The OT clinic was developed as part of her post-professional doctoral capstone project at Biddle Housing Opportunities Shelter, an emergency shelter for single men experiencing homelessness. It was operated through a contract between SPC, PPCS and the City of St. Louis. After a couple of years, agencies decided not to renew their contracts and continued to offer services at their facilities. SPC had a proposition for Tyminski that aligned with her new role as Program faculty.

“They told me that OT had been the most beneficial service they had ever provided for their clients and asked if I would bring the clinic to their main building,” she shares. “I told them I needed a clinic space. Once I saw the vacant child-care center, I knew it was the right place for their clients and my students.”

Mentoring students

Both master’s and doctoral students have the opportunity to work with Tyminski in the OT clinic starting in the summer semester and running a full year. She wants to take students interested in mental health who aren't going to get such an opportunity elsewhere. There is a recruitment process in place, but it is the current students who conduct the interviews and help select the next cohort. They know what to look for based on their client and clinic experiences at SPC.

“Being a specialized mental health practitioner actively working in community organizations with individuals who have serious mental illness takes a specific skill set,” Tyminski says. “You have to constantly manage your emotions, expressions, words and body language. Anything that you’re doing could be sending a message to that client. However, the important critical skill students develop is flexibility. Unexpected things happen in the clinic, and the students have to run with it. We often toss out the prepared session to focus on an immediate client need or concern.”

One of Tyminski’s long-term clients still comes to the clinic even though she is now in stable housing. “She was in the Women’s Night Program when she started coming to OT. She had a lot of emotional dysregulation and would become angry with other clients and leave the room. We worked on her coping and communication skills. Slowly, she started to change behaviors,” Tyminski recalls. “We now call her our peer support OT helper. Recently, a client with several mental health issues was having a crisis. To help him calm down, she gave him the fidget toy she used and encouraged him to come to OT. Later she told us she was really annoyed with him at first but then realized she had been in that situation and wanted to help.”

Emerging leader

Tyminski is an emerging leader in the area of mental health OT. She is a guest speaker, lecturer and presenter on the national level at conferences and events. “I found a niche practice area that I am passionate about, so that gives me a conversation space. There is not a lot out there about the role OT has in the homeless and the unhoused population. However, it only does me so much good to tell other occupational therapists about it through publications and presentations,” she says.

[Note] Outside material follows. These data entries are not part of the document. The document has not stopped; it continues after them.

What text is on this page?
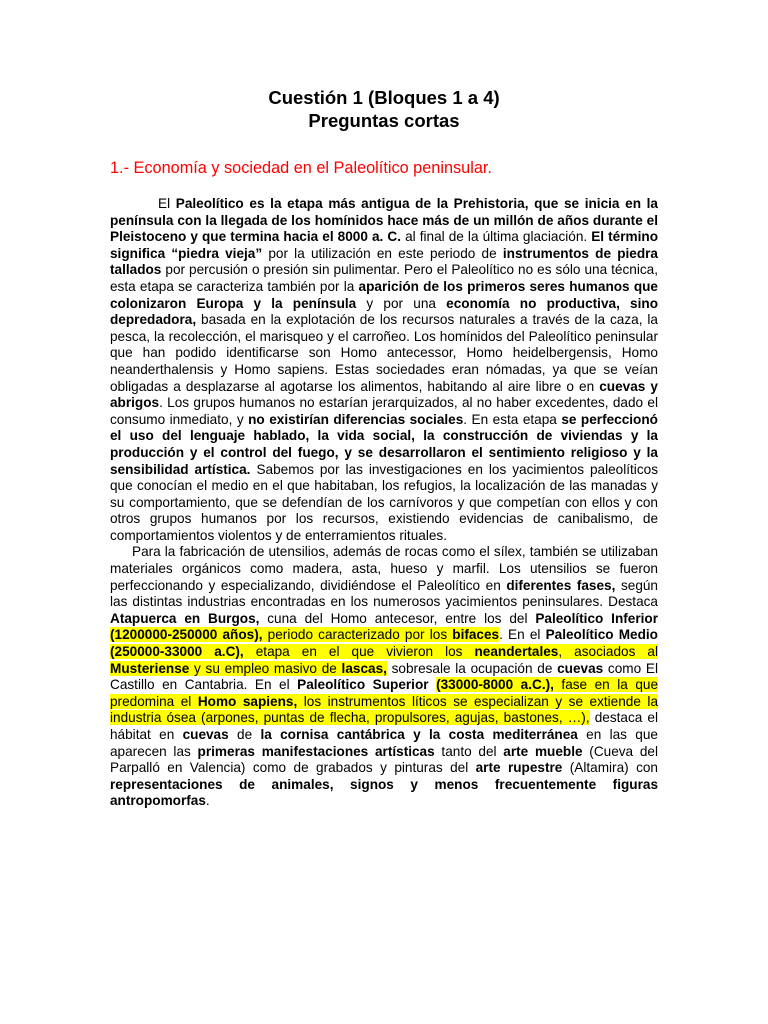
Cuestión 1 (Bloques 1 a 4)
Preguntas cortas

1.- Economía y sociedad en el Paleolítico peninsular.

El Paleolítico es la etapa más antigua de la Prehistoria, que se inicia en la península con la llegada de los homínidos hace más de un millón de años durante el Pleistoceno y que termina hacia el 8000 a. C. al final de la última glaciación. El término significa “piedra vieja” por la utilización en este periodo de instrumentos de piedra tallados por percusión o presión sin pulimentar. Pero el Paleolítico no es sólo una técnica, esta etapa se caracteriza también por la aparición de los primeros seres humanos que colonizaron Europa y la península y por una economía no productiva, sino depredadora, basada en la explotación de los recursos naturales a través de la caza, la pesca, la recolección, el marisqueo y el carroñeo. Los homínidos del Paleolítico peninsular que han podido identificarse son Homo antecessor, Homo heidelbergensis, Homo neanderthalensis y Homo sapiens. Estas sociedades eran nómadas, ya que se veían obligadas a desplazarse al agotarse los alimentos, habitando al aire libre o en cuevas y abrigos. Los grupos humanos no estarían jerarquizados, al no haber excedentes, dado el consumo inmediato, y no existirían diferencias sociales. En esta etapa se perfeccionó el uso del lenguaje hablado, la vida social, la construcción de viviendas y la producción y el control del fuego, y se desarrollaron el sentimiento religioso y la sensibilidad artística. Sabemos por las investigaciones en los yacimientos paleolíticos que conocían el medio en el que habitaban, los refugios, la localización de las manadas y su comportamiento, que se defendían de los carnívoros y que competían con ellos y con otros grupos humanos por los recursos, existiendo evidencias de canibalismo, de comportamientos violentos y de enterramientos rituales.

Para la fabricación de utensilios, además de rocas como el sílex, también se utilizaban materiales orgánicos como madera, asta, hueso y marfil. Los utensilios se fueron perfeccionando y especializando, dividiéndose el Paleolítico en diferentes fases, según las distintas industrias encontradas en los numerosos yacimientos peninsulares. Destaca Atapuerca en Burgos, cuna del Homo antecesor, entre los del Paleolítico Inferior (1200000-250000 años), periodo caracterizado por los bifaces. En el Paleolítico Medio (250000-33000 a.C), etapa en el que vivieron los neandertales, asociados al Musteriense y su empleo masivo de lascas, sobresale la ocupación de cuevas como El Castillo en Cantabria. En el Paleolítico Superior (33000-8000 a.C.), fase en la que predomina el Homo sapiens, los instrumentos líticos se especializan y se extiende la industria ósea (arpones, puntas de flecha, propulsores, agujas, bastones, …), destaca el hábitat en cuevas de la cornisa cantábrica y la costa mediterránea en las que aparecen las primeras manifestaciones artísticas tanto del arte mueble (Cueva del Parpalló en Valencia) como de grabados y pinturas del arte rupestre (Altamira) con representaciones de animales, signos y menos frecuentemente figuras antropomorfas.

So she has taken an innovative approach to reach beyond the profession. Tyminski is a frequent guest on podcasts and presented a TEDx Talk in 2021 on OT for homeless individuals. “These opportunities are a chance to reach the people who are funding these needed services. If the general public is asking ‘If OT is an evidence-based way to address the unhoused crisis, then why are my federal dollars not funding OT services?’ The message needs to be broader, so organizations can receive funding to have an occupational therapist on staff,” Tyminski shares.

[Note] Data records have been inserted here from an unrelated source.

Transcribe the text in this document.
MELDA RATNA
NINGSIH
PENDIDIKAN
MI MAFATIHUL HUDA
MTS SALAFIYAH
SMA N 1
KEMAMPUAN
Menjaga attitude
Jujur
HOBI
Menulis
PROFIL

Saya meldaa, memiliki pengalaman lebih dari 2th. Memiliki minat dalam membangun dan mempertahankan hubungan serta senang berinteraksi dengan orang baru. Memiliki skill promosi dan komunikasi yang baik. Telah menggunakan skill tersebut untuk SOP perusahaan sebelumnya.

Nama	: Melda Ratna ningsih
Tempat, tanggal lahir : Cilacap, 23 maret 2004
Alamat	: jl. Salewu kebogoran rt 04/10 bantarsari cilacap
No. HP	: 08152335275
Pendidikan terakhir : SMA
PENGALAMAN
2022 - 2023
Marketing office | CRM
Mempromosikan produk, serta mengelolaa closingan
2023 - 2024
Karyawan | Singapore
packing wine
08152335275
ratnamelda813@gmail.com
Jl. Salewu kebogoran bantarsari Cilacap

To meet that goal and further her career, Tyminski is pursuing a PhD degree in education. “In medicine, we focus heavily on quantitative research, but I find that, particularly in homelessness, it requires qualitative research to really see people’s perspectives. It’s important to me that I am doing research rigorously enough because the evidence can help organizations like SPC secure funding to hire occupational therapists. I also want to be in an administrative leadership position one day, and the PhD degree opens up more opportunities to create impactful mental health OT outcomes.”